126. O REY LEIR

Quando foi morto rey Balduc o voador reynou seu filho que ouve nome Leyr. E este rey Leyr nom ouve filho, mas ouve tres filhas muy fermosas e amavaas muito. E huum dia ouve sas razoões com ellas e disselhes — Que lhe dissessem verdade quall dellas o amava mais. Disse a mayor — Que nom avia cousa no mundo que tanto amasse como elle. E disse a outra — Que o amava tanto como ssy meesma. E disse a terçeira, que era a meor — Que o amava tanto como déve d'amar filha a padre.

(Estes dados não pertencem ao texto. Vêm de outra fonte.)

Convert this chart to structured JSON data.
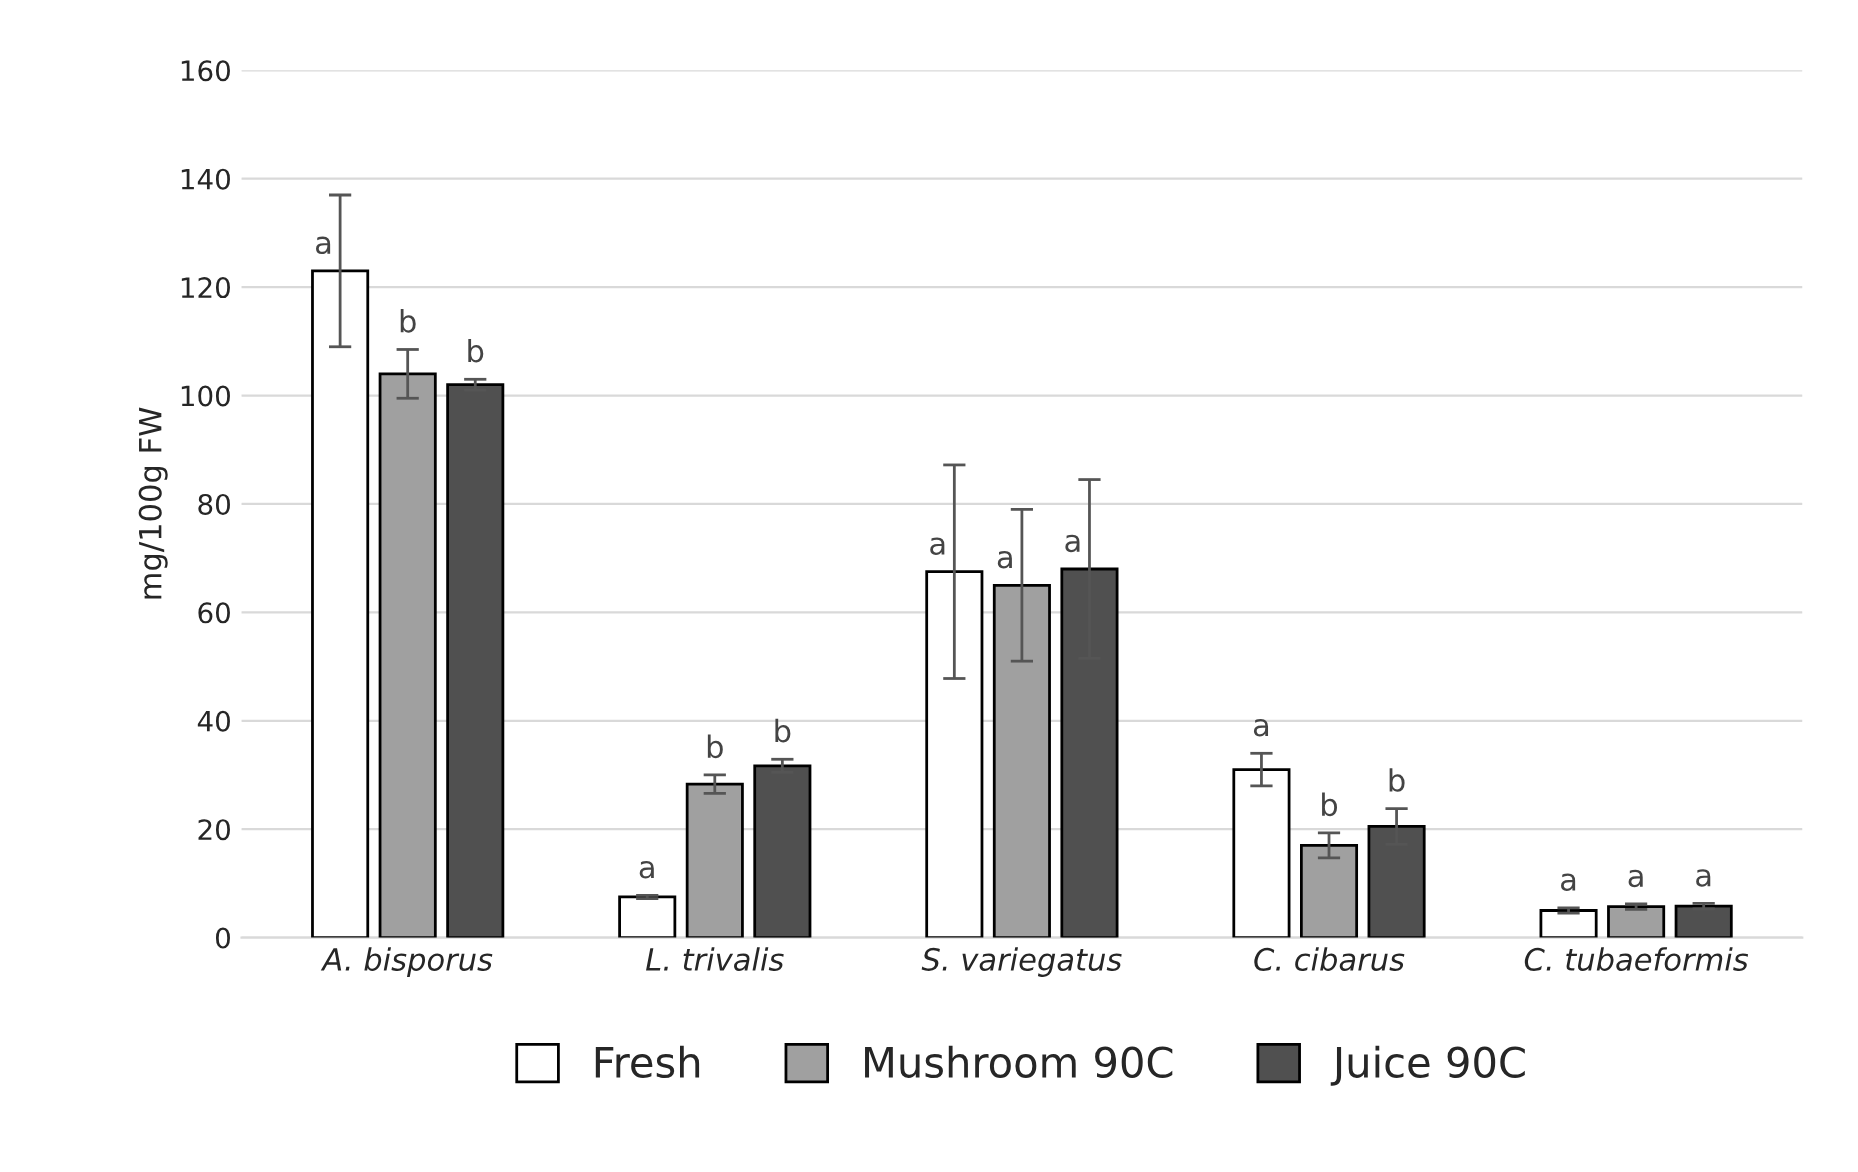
{
  "chart_data": {
    "type": "bar",
    "ylabel": "mg/100g FW",
    "categories": [
      "A. bisporus",
      "L. trivalis",
      "S. variegatus",
      "C. cibarus",
      "C. tubaeformis"
    ],
    "series": [
      {
        "name": "Fresh",
        "color": "#ffffff",
        "values": [
          123,
          7.5,
          67.5,
          31,
          5
        ],
        "errors": [
          14,
          0.3,
          19.7,
          3,
          0.5
        ],
        "value_labels": [
          "a",
          "a",
          "a",
          "a",
          "a"
        ]
      },
      {
        "name": "Mushroom 90C",
        "color": "#a0a0a0",
        "values": [
          104,
          28.3,
          65,
          17,
          5.7
        ],
        "errors": [
          4.5,
          1.7,
          14,
          2.3,
          0.5
        ],
        "value_labels": [
          "b",
          "b",
          "a",
          "b",
          "a"
        ]
      },
      {
        "name": "Juice 90C",
        "color": "#505050",
        "values": [
          102,
          31.7,
          68,
          20.5,
          5.8
        ],
        "errors": [
          1,
          1.2,
          16.5,
          3.3,
          0.5
        ],
        "value_labels": [
          "b",
          "b",
          "a",
          "b",
          "a"
        ]
      }
    ],
    "ylim": [
      0,
      160
    ],
    "yticks": [
      0,
      20,
      40,
      60,
      80,
      100,
      120,
      140,
      160
    ],
    "grid": "y",
    "legend": "bottom"
  }
}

E elle quislhe mall por em, e por esto nom lhe quis dar parte no reyno. E casou a filha mayor com o duque de Cornoalha, e casou a outra com rey de Testia; e nom curou da meor. Mas ella por sa ventuira casousse melhor que nenhuma das outras, ca se pagou della elrrey de França e filhoua por molher. E depois seu padre della em sa velhiçe filharomlhe seus gemrros a terra e foy malladamte, e ouve a tornar aa merçee delrey de França e de sa filha a meor a que nom quiz dar parte do rreyno. E elles reçeberomno muy bem e deromlhe todas as cousas que lhe forom mester e honrraromno mentre foy uiuo; e morreu em seu poder. E depois se combateo elrrey de França com ambos os cunhados de ssa molher e tolheolhes as terras.

(Port. Mon. historica (Scriptores), Livros de Linhagens, p. 238.)



126. O rey Leir. — A tradição do rei Lear acha-se na Chronica bretã de Geoffroy de Montmouth, e no Roman de Brut, de Robert Wace. Gubernatis acha nas lendas indianas de Dirghatamas e Yayati, do Mahabaratha, «um primeiro esboço do rei Lear.» (Myth. zoolog., t. I, p. 93.) A lenda está hoje universalisada na tragedia de Shakespeare. Sob o n.º 50 vem uma versão oral.